The standard narrative of British sculpture locates Anthony Caro’s advanced sculpture course at Saint Martins School of Art as the focal point of a transition from materials-based perceptual making towards the more conceptual approach embodied by Richard Long and Gilbert & George. Mark Wilsher’s recent body of work uncovers a neglected middle generation of sculptors working mostly in welded steel who have disappeared from orthodox art history. Once well-respected names such as Peter Hide, David Evison and Bernard Schottlander are largely forgotten today.
Their large scale abstract works were perfect ornamentation for the new plazas and public spaces generated by the building boom of the 1960s. Once emblematic of advanced art, however, they have since faded into near invisibility because of their very ubiquity. This exhibition is an attempt to understand and empathise with these works by engaging in a cross generational dialogue. Drawing directly on to original photographs and catalogue pages from the 60s and 70s, Wilsher aims to clear a conceptual space in which it is possible to play freely with formal notions of “perceptual” composition.

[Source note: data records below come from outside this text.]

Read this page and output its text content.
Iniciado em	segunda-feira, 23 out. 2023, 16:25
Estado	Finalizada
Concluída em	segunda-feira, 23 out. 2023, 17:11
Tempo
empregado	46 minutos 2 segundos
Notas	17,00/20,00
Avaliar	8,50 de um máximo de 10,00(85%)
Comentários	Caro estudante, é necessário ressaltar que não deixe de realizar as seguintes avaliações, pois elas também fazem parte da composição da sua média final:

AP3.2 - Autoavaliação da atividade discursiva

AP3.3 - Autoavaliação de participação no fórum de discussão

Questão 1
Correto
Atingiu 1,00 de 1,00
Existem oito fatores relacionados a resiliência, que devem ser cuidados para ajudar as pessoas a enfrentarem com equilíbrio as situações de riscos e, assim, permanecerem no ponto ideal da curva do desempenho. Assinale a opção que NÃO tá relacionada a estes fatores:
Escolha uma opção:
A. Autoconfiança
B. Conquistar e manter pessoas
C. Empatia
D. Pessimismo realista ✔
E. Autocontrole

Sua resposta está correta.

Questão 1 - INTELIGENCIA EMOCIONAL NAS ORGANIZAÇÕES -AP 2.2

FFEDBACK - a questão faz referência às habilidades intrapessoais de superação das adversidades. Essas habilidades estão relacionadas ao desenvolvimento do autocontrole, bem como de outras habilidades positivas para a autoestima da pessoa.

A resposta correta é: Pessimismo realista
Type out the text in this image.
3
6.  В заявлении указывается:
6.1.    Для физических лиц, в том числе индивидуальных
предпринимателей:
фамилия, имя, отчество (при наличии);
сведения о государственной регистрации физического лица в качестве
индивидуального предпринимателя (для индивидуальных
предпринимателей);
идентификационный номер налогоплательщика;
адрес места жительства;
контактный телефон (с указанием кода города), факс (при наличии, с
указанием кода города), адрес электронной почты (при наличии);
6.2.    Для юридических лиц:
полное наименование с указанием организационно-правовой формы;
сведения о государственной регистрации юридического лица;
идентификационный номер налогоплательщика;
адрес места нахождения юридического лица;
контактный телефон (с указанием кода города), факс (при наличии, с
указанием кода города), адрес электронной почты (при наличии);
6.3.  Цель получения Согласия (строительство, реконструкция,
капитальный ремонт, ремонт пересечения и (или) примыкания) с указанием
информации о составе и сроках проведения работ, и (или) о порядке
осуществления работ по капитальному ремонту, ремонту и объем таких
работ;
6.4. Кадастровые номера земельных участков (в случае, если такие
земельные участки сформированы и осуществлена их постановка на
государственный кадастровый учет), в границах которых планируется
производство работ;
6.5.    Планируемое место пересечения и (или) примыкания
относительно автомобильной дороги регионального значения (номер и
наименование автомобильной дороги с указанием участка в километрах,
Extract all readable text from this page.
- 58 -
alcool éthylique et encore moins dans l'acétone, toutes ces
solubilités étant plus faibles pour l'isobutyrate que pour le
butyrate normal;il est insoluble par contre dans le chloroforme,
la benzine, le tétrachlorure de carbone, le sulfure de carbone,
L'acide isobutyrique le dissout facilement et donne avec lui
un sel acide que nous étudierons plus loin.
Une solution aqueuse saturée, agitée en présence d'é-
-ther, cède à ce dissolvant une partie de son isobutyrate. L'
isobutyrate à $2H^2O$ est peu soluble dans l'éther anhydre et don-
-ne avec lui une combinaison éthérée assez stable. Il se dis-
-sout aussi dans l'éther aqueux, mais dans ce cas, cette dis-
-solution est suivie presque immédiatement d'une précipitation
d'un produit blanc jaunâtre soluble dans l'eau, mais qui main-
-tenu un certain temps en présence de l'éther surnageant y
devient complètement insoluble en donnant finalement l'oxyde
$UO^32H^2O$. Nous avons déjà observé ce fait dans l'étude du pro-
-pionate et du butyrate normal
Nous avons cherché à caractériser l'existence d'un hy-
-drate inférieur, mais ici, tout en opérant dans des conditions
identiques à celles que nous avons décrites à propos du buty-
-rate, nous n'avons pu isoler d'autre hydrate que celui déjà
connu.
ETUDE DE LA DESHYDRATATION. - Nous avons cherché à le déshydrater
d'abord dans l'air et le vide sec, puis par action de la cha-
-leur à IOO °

The drawings in the exhibition will be shown alongside an adjusted text by William Tucker and an original 1966 sculpture by Brian Wall.
Mark Wilsher studied at the University of Westminster and Central Saint Martins, and has written regularly for Art Monthly since 2001. Recent exhibitions include Kunstwerk Bazaar at OUTPOST Norwich (2008), A Staged Dissent RADAR at Loughborough University (2008), Drawing on Sculpture Leeds City Art Gallery (2007), 60th Anniversary Show Gimpel Fils (2006), The History of Sculpture Salford University (2005) and EAST International (2005). He is currently working on a PhD at Norwich University College of the Arts, and a film commission for Picture This.
Unfinished Business is the result of a Henry Moore Institute Research Fellowship. Brian Wall’s sculpture is on loan from the Arts Council Collection and its inclusion is supported by Norwich University College of the Arts.